In July, Skarsgård begins shooting Apple’s new, as yet untitled, criminal adventure TV drama series with Dakota Fanning, the sister of Elle Fanning with whom he developed a close bond during the shooting of Joachim Trier’s Sentimental Value, which won last year’s Grand Prix at the 78th Cannes and the Oscar for Best International Film.
“I play a rich guy, probably rather shady,” he says with wry understatement.
Stellan Skarsgard. Baz Bamigboye/Deadline
The show shoots in the U.S. and in France. “We have direct flights from Stockholm to New York, which is very useful,” he advises.
When I saw Penélope Cruz, she spoke of the youthfulness of the directors of La Bola Negra.
I saw that also with Emmanuel Macchia, who won the best actor prize with Valentin Campagne for Coward.
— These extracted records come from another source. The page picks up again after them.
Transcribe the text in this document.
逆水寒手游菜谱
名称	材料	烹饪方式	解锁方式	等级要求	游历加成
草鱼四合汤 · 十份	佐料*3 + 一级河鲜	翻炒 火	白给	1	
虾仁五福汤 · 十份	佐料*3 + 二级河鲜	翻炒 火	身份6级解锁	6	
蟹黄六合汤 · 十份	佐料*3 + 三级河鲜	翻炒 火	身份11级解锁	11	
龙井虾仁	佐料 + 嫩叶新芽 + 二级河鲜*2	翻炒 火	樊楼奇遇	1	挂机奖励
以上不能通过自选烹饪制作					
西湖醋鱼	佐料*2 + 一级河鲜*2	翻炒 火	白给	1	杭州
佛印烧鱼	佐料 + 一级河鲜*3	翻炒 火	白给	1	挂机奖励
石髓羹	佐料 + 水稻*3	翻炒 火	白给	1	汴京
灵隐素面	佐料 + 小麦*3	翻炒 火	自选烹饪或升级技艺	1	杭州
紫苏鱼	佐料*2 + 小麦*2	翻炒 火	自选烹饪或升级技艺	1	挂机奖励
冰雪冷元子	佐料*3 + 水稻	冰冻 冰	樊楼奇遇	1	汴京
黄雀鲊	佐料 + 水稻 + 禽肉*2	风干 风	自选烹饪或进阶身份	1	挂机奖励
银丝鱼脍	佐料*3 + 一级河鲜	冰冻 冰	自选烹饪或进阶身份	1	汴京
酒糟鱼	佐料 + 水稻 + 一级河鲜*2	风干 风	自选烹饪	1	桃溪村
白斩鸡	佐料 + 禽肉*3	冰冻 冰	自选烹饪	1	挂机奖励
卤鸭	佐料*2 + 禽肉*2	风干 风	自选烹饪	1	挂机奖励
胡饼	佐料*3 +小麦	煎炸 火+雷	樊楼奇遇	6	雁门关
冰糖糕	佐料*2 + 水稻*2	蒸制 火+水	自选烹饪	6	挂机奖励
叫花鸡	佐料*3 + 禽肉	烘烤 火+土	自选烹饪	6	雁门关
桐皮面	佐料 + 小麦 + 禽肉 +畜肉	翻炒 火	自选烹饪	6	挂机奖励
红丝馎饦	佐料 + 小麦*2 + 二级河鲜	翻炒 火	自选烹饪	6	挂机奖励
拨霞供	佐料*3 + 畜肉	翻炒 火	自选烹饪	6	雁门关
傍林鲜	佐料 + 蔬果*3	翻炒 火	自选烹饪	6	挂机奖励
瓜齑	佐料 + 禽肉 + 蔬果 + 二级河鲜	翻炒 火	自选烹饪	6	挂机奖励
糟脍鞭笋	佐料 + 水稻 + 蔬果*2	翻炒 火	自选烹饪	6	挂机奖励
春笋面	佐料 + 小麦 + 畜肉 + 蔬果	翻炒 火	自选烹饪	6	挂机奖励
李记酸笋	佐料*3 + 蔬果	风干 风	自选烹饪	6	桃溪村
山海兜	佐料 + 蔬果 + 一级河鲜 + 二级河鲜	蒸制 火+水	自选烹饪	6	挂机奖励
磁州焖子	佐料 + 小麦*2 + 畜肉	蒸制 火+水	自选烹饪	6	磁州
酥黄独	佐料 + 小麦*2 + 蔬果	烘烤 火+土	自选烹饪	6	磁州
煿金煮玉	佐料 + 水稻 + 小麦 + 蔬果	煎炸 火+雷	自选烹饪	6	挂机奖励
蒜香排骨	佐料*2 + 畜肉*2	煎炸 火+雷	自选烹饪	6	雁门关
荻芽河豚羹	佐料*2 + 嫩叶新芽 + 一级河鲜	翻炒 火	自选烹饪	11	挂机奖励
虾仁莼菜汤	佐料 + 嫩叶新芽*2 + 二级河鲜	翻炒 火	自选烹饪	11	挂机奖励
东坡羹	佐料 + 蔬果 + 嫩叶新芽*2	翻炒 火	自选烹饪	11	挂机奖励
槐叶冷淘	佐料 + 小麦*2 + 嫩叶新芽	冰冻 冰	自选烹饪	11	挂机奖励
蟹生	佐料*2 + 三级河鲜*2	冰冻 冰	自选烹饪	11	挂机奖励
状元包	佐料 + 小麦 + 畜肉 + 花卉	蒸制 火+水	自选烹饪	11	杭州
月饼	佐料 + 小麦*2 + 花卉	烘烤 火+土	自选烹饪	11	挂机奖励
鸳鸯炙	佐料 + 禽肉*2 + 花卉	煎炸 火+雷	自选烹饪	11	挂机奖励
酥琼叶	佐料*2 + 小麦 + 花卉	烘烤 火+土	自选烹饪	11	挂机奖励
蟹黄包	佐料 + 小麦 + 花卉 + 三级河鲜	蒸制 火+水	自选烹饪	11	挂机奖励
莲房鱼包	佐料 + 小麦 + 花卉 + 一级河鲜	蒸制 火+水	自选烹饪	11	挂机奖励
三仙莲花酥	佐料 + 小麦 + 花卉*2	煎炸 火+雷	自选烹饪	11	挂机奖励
“Never, never acted before,” 20 year-old Macchia from Charleroi, near Lille, says. He was studying landscape architecture when Dhont discovered him.
Macchia says that he now has an appetite for acting, as long as it’s to tell stories with “a good message.”
He had no sense at all that he could win. “The other actors are so famous and so good, and for me to win I cannot imagine this.”
Now there are agents circling, hoping to sign him up.
Emmanuel Macchia. Baz Bamigboye/Deadline
His parents accompanied him to Cannes. “They are surprised I won, they can’t believe it. Just like me. I still can’t believe it.”
As I waited to chat with the young Belgian a producer was pitching him an idea about a film set in the Boer War and I thought: this kid needs an agent fast.
The 79th Cannes Film Festival was either my 42nd or my 43rd, math not being my strong point. A few of us left the Closing Night party and chatted in a hotel until 6am or so.
Among many other things to ponder, we wondered, or rather I wondered, what would become of Emmanuel Macchia in four decades? Will he survive? I have to believe in the hope that Tilda Swinton desires for cinema’s future.
Otherwise, to put it bluntly, we’re f***ed.